El órgano jurisdiccional remitente destacó que, al ser los animales seres sensibles conforme al artículo 13 del Tratado de Funcionamiento de la Unión Europea y al derecho español, su pérdida genera una afectación psíquica no equiparable a la causada por la pérdida de objetos materiales, y que ese daño no puede prevenirse mediante una declaración especial de valor, ya que esta se refiere únicamente al valor patrimonial del bien.
Al resolver, el Tribunal de Justicia sostuvo que el artículo 17.2 del Convenio de Montreal, en relación con el artículo 22.2 del mismo instrumento, debe interpretarse en el sentido de que los animales de compañía están incluidos en el concepto de “equipaje”. Precisó que dicho término no se encuentra definido ni en el convenio ni en el Reglamento Nº2027/97, por lo que debe interpretarse de manera uniforme y autónoma, atendiendo a su sentido ordinario y a la finalidad del convenio de unificar las reglas aplicables al transporte aéreo internacional.
El tribunal señaló que, en su acepción común, el término “equipaje” se refiere a cualquier objeto que una persona lleva consigo durante un viaje, sin que sea determinante que se trate de un continente con efectos personales. Agregó que ese significado no permite excluir, por sí solo, a los animales de compañía.
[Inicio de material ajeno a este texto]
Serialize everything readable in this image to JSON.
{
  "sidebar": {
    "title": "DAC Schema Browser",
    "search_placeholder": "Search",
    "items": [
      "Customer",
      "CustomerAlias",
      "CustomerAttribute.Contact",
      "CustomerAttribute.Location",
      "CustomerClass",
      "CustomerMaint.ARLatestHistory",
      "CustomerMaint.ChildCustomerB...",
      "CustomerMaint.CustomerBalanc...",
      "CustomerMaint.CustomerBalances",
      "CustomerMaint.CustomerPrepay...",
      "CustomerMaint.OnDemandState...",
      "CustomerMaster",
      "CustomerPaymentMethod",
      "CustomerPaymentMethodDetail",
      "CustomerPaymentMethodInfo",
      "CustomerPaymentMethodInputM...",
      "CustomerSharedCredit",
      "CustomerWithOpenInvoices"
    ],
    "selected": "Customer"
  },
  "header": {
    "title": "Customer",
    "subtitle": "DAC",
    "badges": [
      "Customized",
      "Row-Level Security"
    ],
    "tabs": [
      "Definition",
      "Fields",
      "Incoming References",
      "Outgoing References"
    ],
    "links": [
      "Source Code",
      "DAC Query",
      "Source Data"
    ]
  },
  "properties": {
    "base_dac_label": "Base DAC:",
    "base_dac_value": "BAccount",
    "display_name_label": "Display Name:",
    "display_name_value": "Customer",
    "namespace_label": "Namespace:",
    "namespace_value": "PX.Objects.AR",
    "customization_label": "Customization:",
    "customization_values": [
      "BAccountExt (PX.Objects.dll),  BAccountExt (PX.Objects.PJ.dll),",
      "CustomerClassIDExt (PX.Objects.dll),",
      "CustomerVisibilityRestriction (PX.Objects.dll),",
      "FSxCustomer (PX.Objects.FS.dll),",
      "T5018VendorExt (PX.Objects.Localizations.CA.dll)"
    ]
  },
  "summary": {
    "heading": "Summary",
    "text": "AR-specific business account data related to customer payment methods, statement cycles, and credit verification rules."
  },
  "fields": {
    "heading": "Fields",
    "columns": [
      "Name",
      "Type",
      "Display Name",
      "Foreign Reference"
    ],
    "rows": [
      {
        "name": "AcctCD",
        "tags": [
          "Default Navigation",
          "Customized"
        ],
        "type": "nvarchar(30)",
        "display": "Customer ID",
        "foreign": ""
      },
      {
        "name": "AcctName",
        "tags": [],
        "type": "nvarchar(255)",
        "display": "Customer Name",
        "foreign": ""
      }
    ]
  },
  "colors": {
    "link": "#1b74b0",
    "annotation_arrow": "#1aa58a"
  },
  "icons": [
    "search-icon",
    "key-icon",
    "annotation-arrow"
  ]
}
Además, recordó que el Convenio de Montreal distingue únicamente entre transporte de personas, equipaje y carga, descartando que un animal de compañía pueda asimilarse al concepto de “pasajero”, por lo que su pérdida queda comprendida en el régimen de responsabilidad aplicable al equipaje.
El Tribunal destacó que el sistema del convenio busca preservar un equilibrio equitativo entre los intereses de los pasajeros y los de las compañías aéreas, estableciendo un régimen de responsabilidad objetiva con límites indemnizatorios “por pasajero”. Dichos límites permiten una reparación rápida y sencilla, sin imponer a los transportistas cargas económicas excesivas o difíciles de cuantificar que podrían afectar su actividad.
En el caso concreto, subrayó que la demandante no había realizado una declaración especial del valor del equipaje al facturar el transportín. Recordó que, conforme a su jurisprudencia, el límite de responsabilidad previsto en el artículo 22.2 —actualmente fijado en 1.131 derechos especiales de giro— constituye un tope máximo y no una indemnización automática, y que, a falta de una declaración especial, ese límite comprende tanto el daño material como el daño moral derivado de la pérdida del equipaje. Añadió que el propio convenio ofrece al pasajero la posibilidad de aumentar ese límite mediante la declaración de un valor especial y el pago de un importe adicional, siempre que el transportista lo acepte.
Finalmente, el Tribunal de Justicia aclaró que calificar a los animales de compañía como “equipaje” no contradice el artículo 13 del TFUE, que reconoce a los animales como seres sensibles y exige tener en cuenta su bienestar en las políticas de la Unión. Precisó que dicha disposición no impide que los animales sean transportados como equipaje ni que se les aplique el régimen de responsabilidad del Convenio de Montreal, siempre que durante su transporte se respeten plenamente las exigencias relativas a su bienestar.